BOI

BOI

Dance, physical theatre, Slovak folk songs. The transition of adolescence of a boy into a man. What is the place of a man in society today? Winning project of Essence of Dance 2014.

We live in a time when the entire traditional system is falling apart.

Once upon a time, a strong body was a guarantee of certainty and stability. A sign that a man can take care of his family. To be a hunter, a warrior, and a protector. What is the place of a man in society today? Fusion of dance and traditional folk songs from different regions of Slovakia framed by questions and answers to what is “masculine”.

Winning project of Essence of Dance 2014.

Every young man on his journey through life is looking for his role model.

A role model that will help him find his place in society. This search may not be conscious, but it is rather an innate instinct of observation and imitation. It seems to be a difficult task for him, because the pattern is not present. The man/father is not home, he does not have time, maybe he does not even exist. Which is not a matter of survival, because there are other role models, there is a mother, there is a woman, there are friends and acquaintances, there is the Internet and other media. There’s a lot of models everywhere.

But do they live up to those general expectations? Expectations of a man’s imagination? “The real man?” What’s he supposed to be like…? Who can evaluate if he managed to be a real man?   

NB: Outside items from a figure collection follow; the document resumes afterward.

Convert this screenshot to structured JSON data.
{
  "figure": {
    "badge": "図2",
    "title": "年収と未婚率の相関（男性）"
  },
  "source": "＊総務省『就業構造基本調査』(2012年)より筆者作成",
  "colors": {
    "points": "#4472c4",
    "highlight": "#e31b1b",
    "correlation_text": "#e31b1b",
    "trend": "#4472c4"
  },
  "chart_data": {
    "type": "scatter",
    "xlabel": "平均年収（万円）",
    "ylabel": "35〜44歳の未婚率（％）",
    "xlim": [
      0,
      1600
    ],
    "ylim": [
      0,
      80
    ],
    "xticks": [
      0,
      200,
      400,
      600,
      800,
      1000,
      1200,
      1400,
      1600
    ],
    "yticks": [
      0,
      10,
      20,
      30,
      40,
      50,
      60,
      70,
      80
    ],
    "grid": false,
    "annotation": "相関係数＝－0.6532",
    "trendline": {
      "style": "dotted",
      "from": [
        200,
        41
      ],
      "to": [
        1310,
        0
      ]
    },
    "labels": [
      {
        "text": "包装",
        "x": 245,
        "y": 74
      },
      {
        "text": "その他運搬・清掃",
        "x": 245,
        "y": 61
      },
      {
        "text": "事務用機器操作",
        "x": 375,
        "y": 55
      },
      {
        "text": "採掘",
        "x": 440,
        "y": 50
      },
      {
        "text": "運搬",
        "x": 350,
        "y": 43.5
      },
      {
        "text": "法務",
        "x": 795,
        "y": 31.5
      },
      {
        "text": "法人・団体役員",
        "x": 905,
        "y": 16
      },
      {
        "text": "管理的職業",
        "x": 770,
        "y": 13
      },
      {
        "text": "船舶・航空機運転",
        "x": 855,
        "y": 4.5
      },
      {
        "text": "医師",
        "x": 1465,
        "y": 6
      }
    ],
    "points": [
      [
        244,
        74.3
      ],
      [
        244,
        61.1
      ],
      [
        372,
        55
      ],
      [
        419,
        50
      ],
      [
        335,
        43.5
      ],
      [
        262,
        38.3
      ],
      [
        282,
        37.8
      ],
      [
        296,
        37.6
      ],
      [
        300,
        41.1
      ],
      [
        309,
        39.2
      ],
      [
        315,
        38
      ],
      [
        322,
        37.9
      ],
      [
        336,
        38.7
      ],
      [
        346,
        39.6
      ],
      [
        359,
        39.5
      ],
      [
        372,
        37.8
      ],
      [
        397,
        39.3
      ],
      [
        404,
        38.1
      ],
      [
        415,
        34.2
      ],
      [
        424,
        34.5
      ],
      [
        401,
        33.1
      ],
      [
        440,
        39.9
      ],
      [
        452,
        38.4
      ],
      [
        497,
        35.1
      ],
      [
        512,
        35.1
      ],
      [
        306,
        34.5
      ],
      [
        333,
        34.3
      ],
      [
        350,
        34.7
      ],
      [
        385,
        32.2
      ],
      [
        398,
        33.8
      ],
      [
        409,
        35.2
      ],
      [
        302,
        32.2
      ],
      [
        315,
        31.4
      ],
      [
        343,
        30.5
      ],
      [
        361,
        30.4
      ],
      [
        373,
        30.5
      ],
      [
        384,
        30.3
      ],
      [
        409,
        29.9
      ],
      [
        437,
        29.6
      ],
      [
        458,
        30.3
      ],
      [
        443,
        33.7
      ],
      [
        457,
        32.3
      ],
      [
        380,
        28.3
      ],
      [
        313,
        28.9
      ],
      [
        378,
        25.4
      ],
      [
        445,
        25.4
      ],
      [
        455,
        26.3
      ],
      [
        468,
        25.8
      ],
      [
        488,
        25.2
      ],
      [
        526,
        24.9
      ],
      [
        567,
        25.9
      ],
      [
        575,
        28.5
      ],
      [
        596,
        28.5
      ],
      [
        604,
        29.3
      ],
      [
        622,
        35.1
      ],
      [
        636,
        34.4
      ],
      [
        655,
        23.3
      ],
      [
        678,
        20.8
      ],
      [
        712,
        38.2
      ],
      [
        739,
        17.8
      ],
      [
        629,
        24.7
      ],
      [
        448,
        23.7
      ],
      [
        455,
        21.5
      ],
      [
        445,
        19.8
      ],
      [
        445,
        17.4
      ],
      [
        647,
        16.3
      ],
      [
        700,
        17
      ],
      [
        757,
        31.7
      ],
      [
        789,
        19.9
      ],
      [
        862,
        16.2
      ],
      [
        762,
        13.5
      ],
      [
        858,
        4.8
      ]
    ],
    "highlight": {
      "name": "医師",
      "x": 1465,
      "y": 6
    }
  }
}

Matej Matejka in production of ProFitArt - BOI

Premiere: April 27th, 2016

Director: Matěj Matějka (SK/PL)
Choreography: Martin Talaga (SK/CZ)
Scenography: Agnieszka Pátá
Musical arrangement: Katarina Kalivodová (CZ/SK), Cécile Da Costa (FR/CZ)
Light design: Karel Šimek, Mikoláš Holba, Janka Galkó (HU)
Sound design: Andrey Shvetsov (RU)
Producer: ProFitArt
Coproducer: ROXY NoD, Záhrada (SK), Pro-Progressione (HU), Studio Matějka (PL)

Supported by: Visegrad Fund, Capital City of Prague, Czech Centre, Švanda Theatre

Cast: Martin Talaga, Katarina Kalivodová, Cécile Da Costa, Kateřina Eva Lanči

“The creators have captured and very clearly interpreted the feelings that take place in the mind and body of the adolescent (including the presence of the Oedipus archetype and the necessary autoeroticism) and combine them with “literally” conceived situations. Boy – dancer Martin Talaga – undergoes the most oote pseudo-rituals offered by our time in the form of spray painting, drunkenness, disco or light girl. And that’s the tradition of family dinners, engagements, weddings. Simple bagpipes, which the hero explores and through which he takes his breath and looks for his own melody, symbolize the original pattern. On one side he is supported by slovak folk songs and ethnic drumming, on the other he is attacked by fashionable English or rap.”

(Veronika Boušová, Divadelní noviny, May 12th, 2016)

“The combination of folk music and contemporary dance is functional and it is really a natural solution, no violent implementation of folklore where it does not belong, nor quotes in motion from the whole stand out. From the beginning, the audience will be emused with bagpipes, which serve as a prop on the stage throughout the performance – for the choreographer they are a link between traditional and contemporary, they are an attribute that they seize at the end and in the last seconds begin to play them. In this cast, they may also represent the maturity he has sought to achieve throughout the hour.”